刚到京城,太医院的太医那是来了一遍又一遍,无不摇头扼腕,一副闻修瑾再也没得治的表情。
皇帝听见这个消息,那是“悲痛”不能自已,最后绞尽脑汁想出了个皇家独一无二的补偿——给断腿的闻修瑾找个贴心的媳妇。
但这可不是好找的。
无他,闻修瑾声名在外,只喜欢男人。
男人多的是,只不过,要一个身份地位都能昭示皇家恩宠的男人,那倒也是不容易。
正巧,今年开春,可算是让皇帝找到了个好人选——流落在外的七皇子,陈桁。
说起这个陈桁,那还是永康帝年轻时留下的风流债,
要说实话,永康帝早就不记得他妈长啥样了,但为着皇家血脉,到底是找了这么多年。只不过都没什么踪影,不成想今年给找到了,真是瞌睡来了递枕头。

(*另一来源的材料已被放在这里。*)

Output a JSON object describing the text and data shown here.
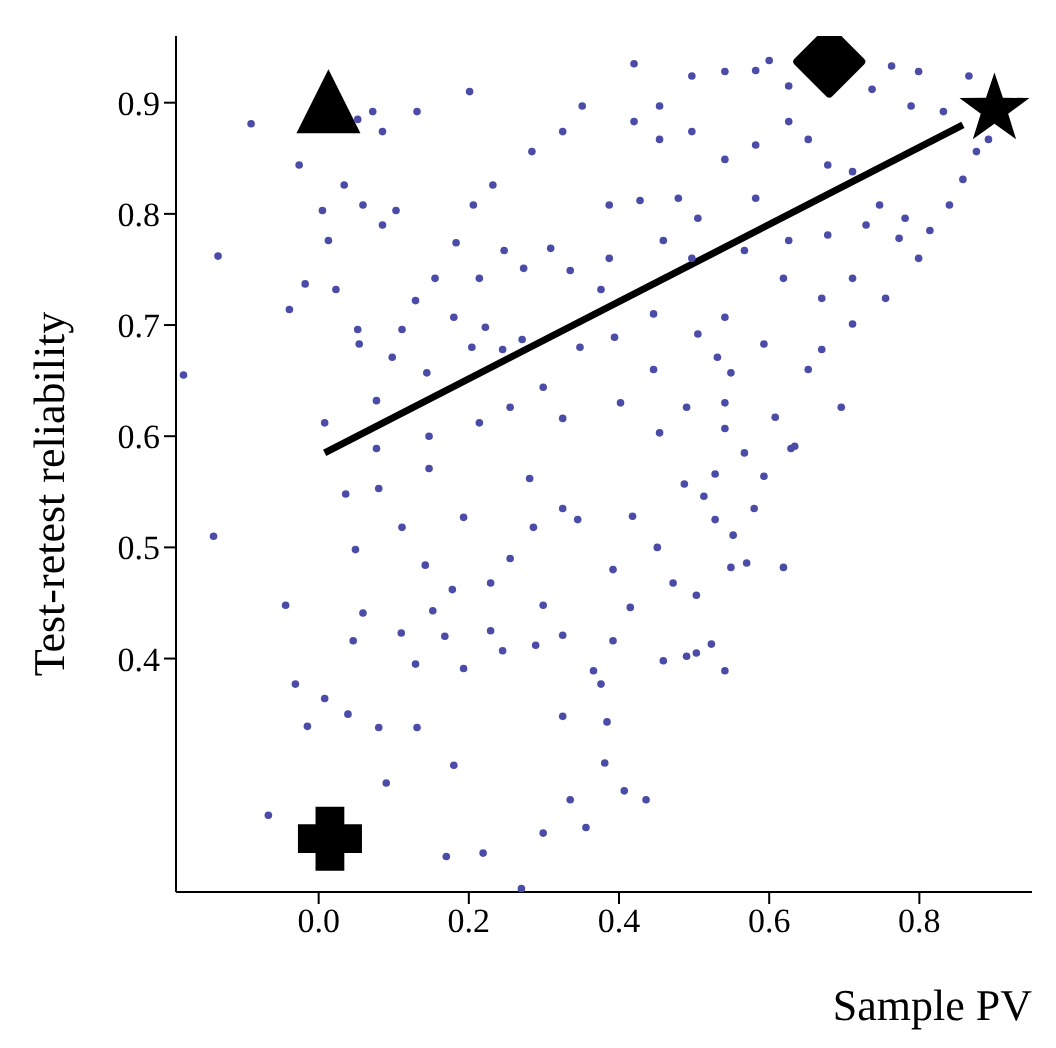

其实这位永康帝也不是疯子,做不出强逼着儿子嫁给男人的事情。
但是,他的这位“素未谋面”的亲儿子,被找到的地方那可是大楚有名的男风馆啊!
据说还是个花魁......
永康帝自觉丢不起这个人,便牵了这根离谱的红线。
皇子嫁将军,门当户对。
既解决了一直以来的心腹大患,又眼不见为净,一举两得,这才有了今天这鼓乐喧天的景象。
说话间,花轿已经稳稳停在了将军府门口。
永康帝虽然不好意思说自己嫁子,但总也不好让闻修瑾嫁进皇家,索性特意整了个平婚的名头。

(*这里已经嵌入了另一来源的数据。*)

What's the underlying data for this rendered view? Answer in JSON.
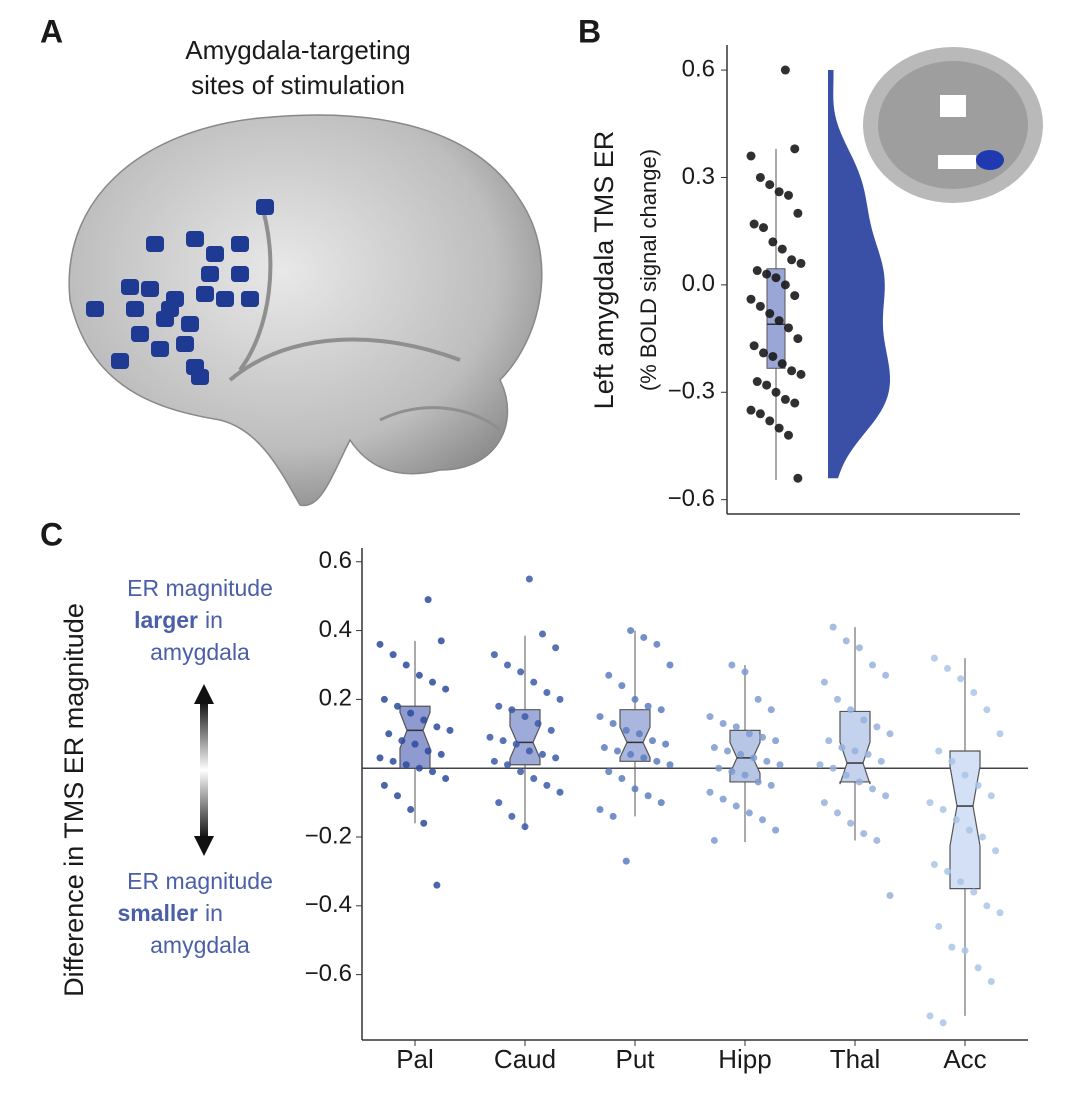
{
  "panel_labels": [
    "A",
    "B",
    "C"
  ],
  "panel_a": {
    "title_lines": [
      "Amygdala-targeting",
      "sites of stimulation"
    ]
  },
  "chart_data": [
    {
      "type": "raincloud",
      "ylabel": "Left amygdala TMS ER",
      "ylabel_sub": "(% BOLD signal change)",
      "ylim": [
        -0.64,
        0.67
      ],
      "yticks": [
        {
          "value": -0.6,
          "label": "−0.6"
        },
        {
          "value": -0.3,
          "label": "−0.3"
        },
        {
          "value": 0,
          "label": "0.0"
        },
        0.3,
        0.6
      ],
      "values": [
        0.6,
        0.38,
        0.36,
        0.3,
        0.28,
        0.26,
        0.25,
        0.2,
        0.17,
        0.16,
        0.12,
        0.1,
        0.07,
        0.06,
        0.04,
        0.03,
        0.02,
        0.0,
        -0.03,
        -0.04,
        -0.06,
        -0.08,
        -0.1,
        -0.12,
        -0.15,
        -0.17,
        -0.19,
        -0.2,
        -0.22,
        -0.24,
        -0.25,
        -0.27,
        -0.28,
        -0.3,
        -0.32,
        -0.33,
        -0.35,
        -0.36,
        -0.38,
        -0.4,
        -0.42,
        -0.54
      ],
      "box": {
        "whisker_low": -0.545,
        "q1": -0.233,
        "median": -0.11,
        "q3": 0.045,
        "whisker_high": 0.38
      },
      "point_color": "#1a1a1a",
      "box_color": "#9aa6d6",
      "density_color": "#3a4fa6"
    },
    {
      "type": "box",
      "ylabel": "Difference in TMS ER magnitude",
      "ylim": [
        -0.79,
        0.64
      ],
      "yticks": [
        {
          "value": -0.6,
          "label": "−0.6"
        },
        {
          "value": -0.4,
          "label": "−0.4"
        },
        {
          "value": -0.2,
          "label": "−0.2"
        },
        0.2,
        0.4,
        0.6
      ],
      "hline": 0,
      "categories": [
        "Pal",
        "Caud",
        "Put",
        "Hipp",
        "Thal",
        "Acc"
      ],
      "colors": [
        "#2c4a9c",
        "#3a5aa8",
        "#5a7cc0",
        "#7d9ad0",
        "#96b1dc",
        "#a9c4e8"
      ],
      "box_colors": [
        "#8e9ad0",
        "#9eaad8",
        "#aab6de",
        "#b8c6e6",
        "#c4d2ee",
        "#d3e0f5"
      ],
      "boxes": [
        {
          "whisker_low": -0.16,
          "q1": 0.0,
          "median": 0.11,
          "q3": 0.18,
          "whisker_high": 0.37
        },
        {
          "whisker_low": -0.18,
          "q1": 0.01,
          "median": 0.075,
          "q3": 0.17,
          "whisker_high": 0.385
        },
        {
          "whisker_low": -0.14,
          "q1": 0.02,
          "median": 0.075,
          "q3": 0.17,
          "whisker_high": 0.4
        },
        {
          "whisker_low": -0.215,
          "q1": -0.04,
          "median": 0.03,
          "q3": 0.11,
          "whisker_high": 0.3
        },
        {
          "whisker_low": -0.21,
          "q1": -0.04,
          "median": 0.015,
          "q3": 0.165,
          "whisker_high": 0.41
        },
        {
          "whisker_low": -0.72,
          "q1": -0.35,
          "median": -0.11,
          "q3": 0.05,
          "whisker_high": 0.32
        }
      ],
      "points": [
        [
          0.49,
          0.37,
          0.36,
          0.33,
          0.3,
          0.27,
          0.25,
          0.23,
          0.2,
          0.18,
          0.16,
          0.14,
          0.12,
          0.11,
          0.1,
          0.08,
          0.07,
          0.05,
          0.04,
          0.03,
          0.02,
          0.01,
          0,
          -0.01,
          -0.03,
          -0.05,
          -0.08,
          -0.12,
          -0.16,
          -0.34
        ],
        [
          0.55,
          0.39,
          0.35,
          0.33,
          0.3,
          0.28,
          0.25,
          0.22,
          0.2,
          0.18,
          0.17,
          0.15,
          0.13,
          0.11,
          0.09,
          0.08,
          0.07,
          0.05,
          0.04,
          0.03,
          0.02,
          0.01,
          -0.01,
          -0.03,
          -0.05,
          -0.07,
          -0.1,
          -0.14,
          -0.17
        ],
        [
          0.4,
          0.38,
          0.36,
          0.3,
          0.27,
          0.24,
          0.2,
          0.18,
          0.17,
          0.15,
          0.13,
          0.11,
          0.1,
          0.08,
          0.07,
          0.06,
          0.05,
          0.04,
          0.03,
          0.02,
          0.01,
          -0.01,
          -0.03,
          -0.06,
          -0.08,
          -0.1,
          -0.12,
          -0.14,
          -0.27
        ],
        [
          0.3,
          0.28,
          0.2,
          0.17,
          0.15,
          0.13,
          0.12,
          0.1,
          0.09,
          0.08,
          0.06,
          0.05,
          0.04,
          0.03,
          0.02,
          0.01,
          0,
          -0.01,
          -0.02,
          -0.04,
          -0.05,
          -0.07,
          -0.09,
          -0.11,
          -0.13,
          -0.15,
          -0.18,
          -0.21
        ],
        [
          0.41,
          0.37,
          0.35,
          0.3,
          0.27,
          0.25,
          0.2,
          0.17,
          0.14,
          0.12,
          0.1,
          0.08,
          0.06,
          0.05,
          0.04,
          0.02,
          0.01,
          0,
          -0.02,
          -0.04,
          -0.06,
          -0.08,
          -0.1,
          -0.13,
          -0.16,
          -0.19,
          -0.21,
          -0.37
        ],
        [
          0.32,
          0.29,
          0.26,
          0.22,
          0.17,
          0.1,
          0.05,
          0.02,
          -0.02,
          -0.05,
          -0.08,
          -0.1,
          -0.12,
          -0.15,
          -0.18,
          -0.2,
          -0.24,
          -0.28,
          -0.3,
          -0.33,
          -0.36,
          -0.4,
          -0.42,
          -0.46,
          -0.52,
          -0.53,
          -0.58,
          -0.62,
          -0.72,
          -0.74
        ]
      ],
      "notes": {
        "upper": {
          "line1": "ER magnitude",
          "bold": "larger",
          "after": "in",
          "line3": "amygdala"
        },
        "lower": {
          "line1": "ER magnitude",
          "bold": "smaller",
          "after": "in",
          "line3": "amygdala"
        },
        "color": "#4a5fa8"
      }
    }
  ]
}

闻修瑾坐着花轿去接七皇子陈桁,二人再一起回将军府拜堂。
至于到底是嫁是娶,随他们自己说去吧。
如今两位新人皆是高堂不在,双双对拜,仪式便可以结束了。
喜婆也是第一次见这样的架势,不知道如何是好,只能万事马马虎虎过去。
闻修瑾被人从花轿扶到轮椅上,一抬头先是看见了自己夫人被腰带束着的腰。
——好细。
陈桁不是女人,身上穿的服制与闻修瑾一样,只不过部分花样有些区别。
就比如这腰带,考虑到闻修瑾腿脚不便,工匠制作的时候压根没给他做束腰。
但闻修瑾瞧着陈桁,只觉对方腰如束素,不盈一握。
喜婆看见两位新人一站一立,赶忙按着原先有的仪式进行。
跨火盆、跨马鞍,这些需要双腿协作的行为皆由七皇子陈桁完成,一直行到正堂,才算是让两人夫妻对拜。

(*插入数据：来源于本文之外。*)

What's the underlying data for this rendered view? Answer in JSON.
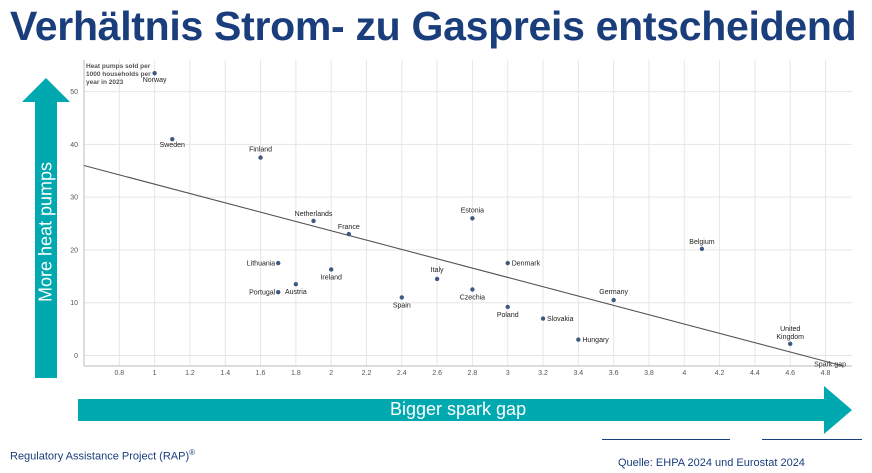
{
  "title": "Verhältnis Strom- zu Gaspreis entscheidend",
  "left_arrow_label": "More heat pumps",
  "bottom_arrow_label": "Bigger spark gap",
  "footer_left": "Regulatory Assistance Project (RAP)",
  "footer_left_sup": "®",
  "footer_right": "Quelle: EHPA 2024 und Eurostat 2024",
  "colors": {
    "title": "#1a3d7c",
    "arrow": "#00a9b0",
    "point": "#3d5a80",
    "trend": "#555555"
  },
  "chart_data": {
    "type": "scatter",
    "ylabel_lines": [
      "Heat pumps sold per",
      "1000 households per",
      "year in 2023"
    ],
    "xlabel": "Spark gap",
    "xlim": [
      0.6,
      4.95
    ],
    "ylim": [
      -2,
      56
    ],
    "xticks": [
      "0.8",
      "1",
      "1.2",
      "1.4",
      "1.6",
      "1.8",
      "2",
      "2.2",
      "2.4",
      "2.6",
      "2.8",
      "3",
      "3.2",
      "3.4",
      "3.6",
      "3.8",
      "4",
      "4.2",
      "4.4",
      "4.6",
      "4.8"
    ],
    "yticks": [
      "0",
      "10",
      "20",
      "30",
      "40",
      "50"
    ],
    "grid": true,
    "points": [
      {
        "label": [
          "Norway"
        ],
        "x": 1.0,
        "y": 53.5
      },
      {
        "label": [
          "Sweden"
        ],
        "x": 1.1,
        "y": 41
      },
      {
        "label": [
          "Finland"
        ],
        "x": 1.6,
        "y": 37.5
      },
      {
        "label": [
          "Netherlands"
        ],
        "x": 1.9,
        "y": 25.5
      },
      {
        "label": [
          "France"
        ],
        "x": 2.1,
        "y": 23
      },
      {
        "label": [
          "Estonia"
        ],
        "x": 2.8,
        "y": 26
      },
      {
        "label": [
          "Belgium"
        ],
        "x": 4.1,
        "y": 20.2
      },
      {
        "label": [
          "Lithuania"
        ],
        "x": 1.7,
        "y": 17.5
      },
      {
        "label": [
          "Ireland"
        ],
        "x": 2.0,
        "y": 16.3
      },
      {
        "label": [
          "Italy"
        ],
        "x": 2.6,
        "y": 14.5
      },
      {
        "label": [
          "Denmark"
        ],
        "x": 3.0,
        "y": 17.5
      },
      {
        "label": [
          "Portugal"
        ],
        "x": 1.7,
        "y": 12
      },
      {
        "label": [
          "Austria"
        ],
        "x": 1.8,
        "y": 13.5
      },
      {
        "label": [
          "Spain"
        ],
        "x": 2.4,
        "y": 11
      },
      {
        "label": [
          "Czechia"
        ],
        "x": 2.8,
        "y": 12.5
      },
      {
        "label": [
          "Poland"
        ],
        "x": 3.0,
        "y": 9.2
      },
      {
        "label": [
          "Slovakia"
        ],
        "x": 3.2,
        "y": 7
      },
      {
        "label": [
          "Germany"
        ],
        "x": 3.6,
        "y": 10.5
      },
      {
        "label": [
          "Hungary"
        ],
        "x": 3.4,
        "y": 3
      },
      {
        "label": [
          "United",
          "Kingdom"
        ],
        "x": 4.6,
        "y": 2.2
      }
    ],
    "trendline": {
      "x": [
        0.6,
        4.9
      ],
      "y": [
        36,
        -2
      ]
    }
  }
}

于是,等闻修瑾从细腰中回过神来时,已经到了与陈桁对面而立的时候了。
也是这个时候,闻修瑾突然觉得,他这位“夫人”,身量还挺高的。
原先腿没受伤的时候,闻修瑾边关一众将士之中,身高虽不说鹤立鸡群,那也是佼佼者。
如今坐在轮椅上,需要仰头才能与陈桁对视,闻修瑾才觉得对方好像也不像他原来想的那样娇小。
不过还是很瘦弱,看着就没几两肉,闻修瑾心想。
一堆没什么用的仪式结束,闻修瑾总算是辗转回到了自己卧房,然后就看见自己床上坐着个人。
啊!!!
这里怎么有个人?
等等,这是好像是我夫人,那确实需要在这里。
还没等闻修瑾想到开口的方式,陈桁的声音已经进入闻修瑾耳朵里了。
“将军要休息了吗,我帮你宽衣?”
“等等!”
闻修瑾立刻开口拒绝,慌乱之中,根本没注意到陈桁陡然一暗的神色。
“怎么了,将军,是...不太喜欢我吗?”
陈桁的声音越发委屈,长睫低垂,似乎要落下泪来。
不是...你别哭啊。
闻修瑾看着陈桁的样子,越发觉得过意不去。
他想想自己这段时间听到的传闻,七皇子陈桁小时候跟着母亲受了不少苦,后来遭遇饥荒流落到醉春楼,要不是及时被皇帝找到,估计......结果刚被找回来就被强迫着嫁给自己这个残废,如此坎坷的命运。
唉!闻修瑾没来由地怜惜。
他抬头看了眼坐在床沿的陈桁,对方的发冠还没拆,但垂在肩头的黑发被鲜艳的喜服映着,在烛火之下更显光泽。
眉如远山含黛,凤眸似是含着水光,陈桁就这么看着闻修瑾。
让闻修瑾说不出任何拒绝的话。
“没有...没有不喜欢你。”
“那将军为何不愿意让我为你宽衣?”
“愿意,我愿意。”
闻修瑾说着,有种马上就要献身的感觉。